Platform power. Softest power
If in the 20th century the competition was for oil and gas, then in the 21st century it's for computing power and access to human consciousness. Data centres are built not for the sake of "noisy server ventilation," but to expand the presence of AI in everyday life. The more users interact with algorithms daily, the greater their control over perception, emotions, and identity.
On the one hand, there are functioning AI systems (and other AI technologies) which are quite useful for managing transportation, urban utility networks, medical analytics, processing data from particle colliders (particle accelerators), and deciphering ancient manuscripts. Their work is based on precise data, and scientists and engineers use them brilliantly and without controversy in research and professional fields. Society ignores the work of such AI, although they have been with us for several years. Professional AI demonstrates the universality of precise scientific knowledge, while LLM is culturally laden.
“Soft power”—the soft force of cultural influence—is acquiring hyper-significance with AI, becoming the “softest power.” This is a targeted process not simply of exporting culture, but of the subtle manipulation of users' attention, habits, and even emotions through AI bots. Algorithms suggest what to read, what to watch, and how to interpret—as long as the prompt isn't strictly formulated.
The advice of algorithms is platform power: a few global centres concentrate access to data, infrastructure, and the very ability to shape the image of the Other (other cultures, other people, other values; everything is the same, convenient, and mine).

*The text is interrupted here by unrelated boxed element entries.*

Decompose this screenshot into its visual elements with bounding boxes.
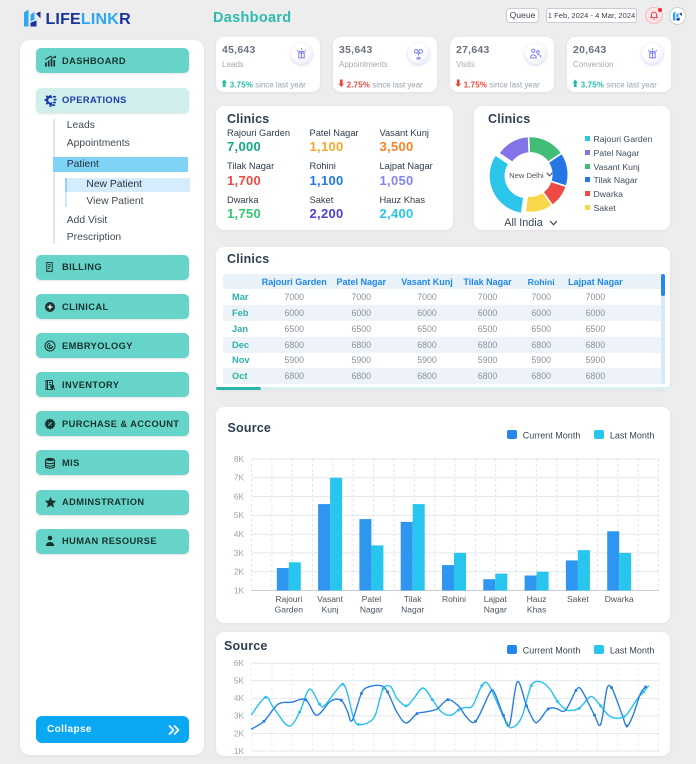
svg-text:7K: 7K: [233, 472, 244, 482]
svg-text:1K: 1K: [233, 585, 244, 595]
svg-text:4K: 4K: [233, 693, 244, 703]
svg-text:5K: 5K: [233, 510, 244, 520]
svg-text:Tilak: Tilak: [403, 594, 421, 604]
svg-text:Patel: Patel: [361, 594, 380, 604]
svg-text:Vasant: Vasant: [317, 594, 343, 604]
svg-text:Garden: Garden: [274, 604, 303, 614]
svg-text:Hauz: Hauz: [526, 594, 546, 604]
svg-text:2K: 2K: [233, 566, 244, 576]
svg-text:2K: 2K: [233, 728, 244, 738]
svg-text:Khas: Khas: [526, 604, 545, 614]
svg-text:Nagar: Nagar: [401, 604, 424, 614]
svg-text:6K: 6K: [233, 658, 244, 668]
svg-text:8K: 8K: [233, 454, 244, 464]
svg-text:Nagar: Nagar: [483, 604, 506, 614]
svg-text:3K: 3K: [233, 548, 244, 558]
svg-text:4K: 4K: [233, 529, 244, 539]
svg-text:Rohini: Rohini: [441, 594, 465, 604]
svg-text:5K: 5K: [233, 676, 244, 686]
svg-text:Dwarka: Dwarka: [604, 594, 633, 604]
svg-text:Rajouri: Rajouri: [275, 594, 302, 604]
svg-text:3K: 3K: [233, 711, 244, 721]
svg-text:Lajpat: Lajpat: [483, 594, 507, 604]
svg-text:Nagar: Nagar: [359, 604, 382, 614]
svg-text:Kunj: Kunj: [321, 604, 338, 614]
svg-text:6K: 6K: [233, 491, 244, 501]
svg-text:Saket: Saket: [567, 594, 589, 604]
svg-text:1K: 1K: [233, 746, 244, 755]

Centralised platforms are the architects of cultural reality (telecoms, hardware and software manufacturers, and AI platforms—Anthropic, Open AI, Google, Meta, X AI, Deepseek, Qwen, Sber, Yandex). They define "windows of meaning," from which the user, without critical reflection, sees only a subset of possible interpretations. Algorithms rank and filter based on development priorities, thereby shaping the horizon of perception.

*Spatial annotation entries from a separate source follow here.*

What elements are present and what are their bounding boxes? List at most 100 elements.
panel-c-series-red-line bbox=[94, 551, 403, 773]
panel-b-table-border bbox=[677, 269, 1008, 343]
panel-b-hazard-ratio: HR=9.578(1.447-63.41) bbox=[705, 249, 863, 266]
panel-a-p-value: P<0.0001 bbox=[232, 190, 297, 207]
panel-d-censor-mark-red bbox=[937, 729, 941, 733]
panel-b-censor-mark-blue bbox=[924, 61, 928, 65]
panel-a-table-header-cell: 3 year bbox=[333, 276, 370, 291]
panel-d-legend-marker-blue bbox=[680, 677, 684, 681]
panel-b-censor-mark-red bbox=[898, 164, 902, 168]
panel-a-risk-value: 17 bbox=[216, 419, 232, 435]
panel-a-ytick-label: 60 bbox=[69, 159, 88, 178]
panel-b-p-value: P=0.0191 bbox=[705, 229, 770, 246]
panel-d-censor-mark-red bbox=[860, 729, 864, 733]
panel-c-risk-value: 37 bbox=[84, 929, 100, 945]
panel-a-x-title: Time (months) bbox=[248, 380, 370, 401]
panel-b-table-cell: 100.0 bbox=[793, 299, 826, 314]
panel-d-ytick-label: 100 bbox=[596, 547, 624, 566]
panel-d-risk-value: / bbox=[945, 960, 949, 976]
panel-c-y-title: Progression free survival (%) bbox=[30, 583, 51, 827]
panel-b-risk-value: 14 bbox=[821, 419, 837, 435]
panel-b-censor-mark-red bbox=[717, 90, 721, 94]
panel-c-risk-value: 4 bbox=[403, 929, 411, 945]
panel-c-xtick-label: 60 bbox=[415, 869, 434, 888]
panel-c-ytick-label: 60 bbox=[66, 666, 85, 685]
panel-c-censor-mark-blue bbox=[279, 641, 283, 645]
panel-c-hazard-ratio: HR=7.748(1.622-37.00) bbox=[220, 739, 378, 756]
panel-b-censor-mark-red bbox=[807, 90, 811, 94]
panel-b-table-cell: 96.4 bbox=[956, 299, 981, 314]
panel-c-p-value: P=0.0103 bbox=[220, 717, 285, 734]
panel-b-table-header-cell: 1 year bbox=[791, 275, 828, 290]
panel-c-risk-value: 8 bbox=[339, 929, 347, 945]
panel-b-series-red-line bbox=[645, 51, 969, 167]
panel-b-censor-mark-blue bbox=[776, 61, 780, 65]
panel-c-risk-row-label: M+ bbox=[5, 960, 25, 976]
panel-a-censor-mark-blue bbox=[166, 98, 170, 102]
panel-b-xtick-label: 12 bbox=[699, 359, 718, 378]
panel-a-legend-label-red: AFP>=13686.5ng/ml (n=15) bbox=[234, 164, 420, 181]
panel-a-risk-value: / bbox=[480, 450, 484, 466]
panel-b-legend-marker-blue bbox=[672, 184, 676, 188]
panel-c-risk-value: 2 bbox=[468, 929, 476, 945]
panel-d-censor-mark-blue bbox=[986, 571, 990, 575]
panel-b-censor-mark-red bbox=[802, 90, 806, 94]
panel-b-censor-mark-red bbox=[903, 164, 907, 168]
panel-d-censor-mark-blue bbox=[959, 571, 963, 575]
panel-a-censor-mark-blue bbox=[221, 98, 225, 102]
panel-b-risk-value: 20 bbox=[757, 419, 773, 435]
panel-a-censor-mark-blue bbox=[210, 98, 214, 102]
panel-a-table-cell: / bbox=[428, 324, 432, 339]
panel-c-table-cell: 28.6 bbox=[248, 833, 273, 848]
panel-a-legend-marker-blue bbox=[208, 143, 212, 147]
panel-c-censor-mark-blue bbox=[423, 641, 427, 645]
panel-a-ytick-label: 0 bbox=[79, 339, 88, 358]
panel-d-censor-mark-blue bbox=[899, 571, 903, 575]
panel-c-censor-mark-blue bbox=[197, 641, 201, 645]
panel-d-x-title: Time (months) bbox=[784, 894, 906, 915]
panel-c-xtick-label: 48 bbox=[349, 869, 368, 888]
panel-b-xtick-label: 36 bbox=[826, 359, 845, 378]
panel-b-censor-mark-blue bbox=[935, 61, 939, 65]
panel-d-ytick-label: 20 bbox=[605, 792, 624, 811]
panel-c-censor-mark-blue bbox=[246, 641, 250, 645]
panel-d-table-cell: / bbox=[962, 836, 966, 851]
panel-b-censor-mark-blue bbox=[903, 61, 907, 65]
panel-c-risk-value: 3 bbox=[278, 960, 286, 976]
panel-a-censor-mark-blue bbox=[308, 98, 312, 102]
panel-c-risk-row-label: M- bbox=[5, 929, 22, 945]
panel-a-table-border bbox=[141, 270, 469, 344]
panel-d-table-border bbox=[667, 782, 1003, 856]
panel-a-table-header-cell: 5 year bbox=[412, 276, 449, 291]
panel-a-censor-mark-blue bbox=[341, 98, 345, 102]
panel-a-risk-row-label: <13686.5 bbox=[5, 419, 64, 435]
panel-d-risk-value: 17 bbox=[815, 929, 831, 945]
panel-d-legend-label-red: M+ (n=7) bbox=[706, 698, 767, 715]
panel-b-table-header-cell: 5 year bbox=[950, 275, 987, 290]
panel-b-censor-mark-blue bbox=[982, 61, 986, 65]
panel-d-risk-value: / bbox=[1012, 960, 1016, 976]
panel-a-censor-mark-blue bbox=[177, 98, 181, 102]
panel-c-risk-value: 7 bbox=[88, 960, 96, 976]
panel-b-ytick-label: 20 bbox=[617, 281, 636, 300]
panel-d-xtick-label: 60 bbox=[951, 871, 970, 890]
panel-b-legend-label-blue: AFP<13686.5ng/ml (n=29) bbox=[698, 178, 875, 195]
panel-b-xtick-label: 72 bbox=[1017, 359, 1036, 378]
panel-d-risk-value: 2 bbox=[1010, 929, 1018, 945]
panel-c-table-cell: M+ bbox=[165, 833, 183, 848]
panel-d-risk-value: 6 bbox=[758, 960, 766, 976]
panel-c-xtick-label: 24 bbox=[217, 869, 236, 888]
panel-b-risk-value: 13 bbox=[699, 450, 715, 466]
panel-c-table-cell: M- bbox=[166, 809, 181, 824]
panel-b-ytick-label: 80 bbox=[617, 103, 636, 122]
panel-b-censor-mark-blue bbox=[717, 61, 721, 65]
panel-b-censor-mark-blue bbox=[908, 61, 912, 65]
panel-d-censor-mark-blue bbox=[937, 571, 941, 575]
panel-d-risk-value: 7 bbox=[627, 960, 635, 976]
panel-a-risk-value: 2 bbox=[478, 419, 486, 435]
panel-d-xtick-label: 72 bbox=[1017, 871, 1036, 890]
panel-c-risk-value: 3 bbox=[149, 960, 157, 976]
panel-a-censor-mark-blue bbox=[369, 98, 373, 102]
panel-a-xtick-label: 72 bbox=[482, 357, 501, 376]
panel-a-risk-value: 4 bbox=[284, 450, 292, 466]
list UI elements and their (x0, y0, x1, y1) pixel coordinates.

When local AI models begin to lag behind global giants, they are forced to use foreign pre-built cores, ready-made datasets, or hired foreign specialists to perform not only technical but also semantic labelling. As a result, cultural identities are threatened: national narratives are supplanted by standardised frameworks. The consequences are dangerous: the diversity of meanings diminishes, and cultures lose their unique intonations. If this process is not balanced by distinctive models, we will wake up tomorrow to a world where different civilisations cease to recognise themselves.
One of the risks is the loss of the cultural Other by the subject—in dialogues with AI bots, users receive an echo—a reflection of their own needs. The possibility of intercultural, live communication disappears.
Therefore:
The future lies in the formation of an ecosystem of diverse national AI systems that reflect the richness of human cultures. A dialogue among civilisations is possible with the mutual recognition of each culture's right to its own algorithmic interpretation of reality. The digital and AI world must be multipolar: users must be able to choose between different "digital worldviews," compare approaches, and formulate their own position based on diversity.
We are entering an era of techno-humanism, where technology is not opposed to humans, but rather evolves alongside them. Evolution continues in the form of coevolution, and its result will be a new type of subject—Homo prudens, a wise and responsible human being capable of combining the power of algorithms with universal morality and cultural identity.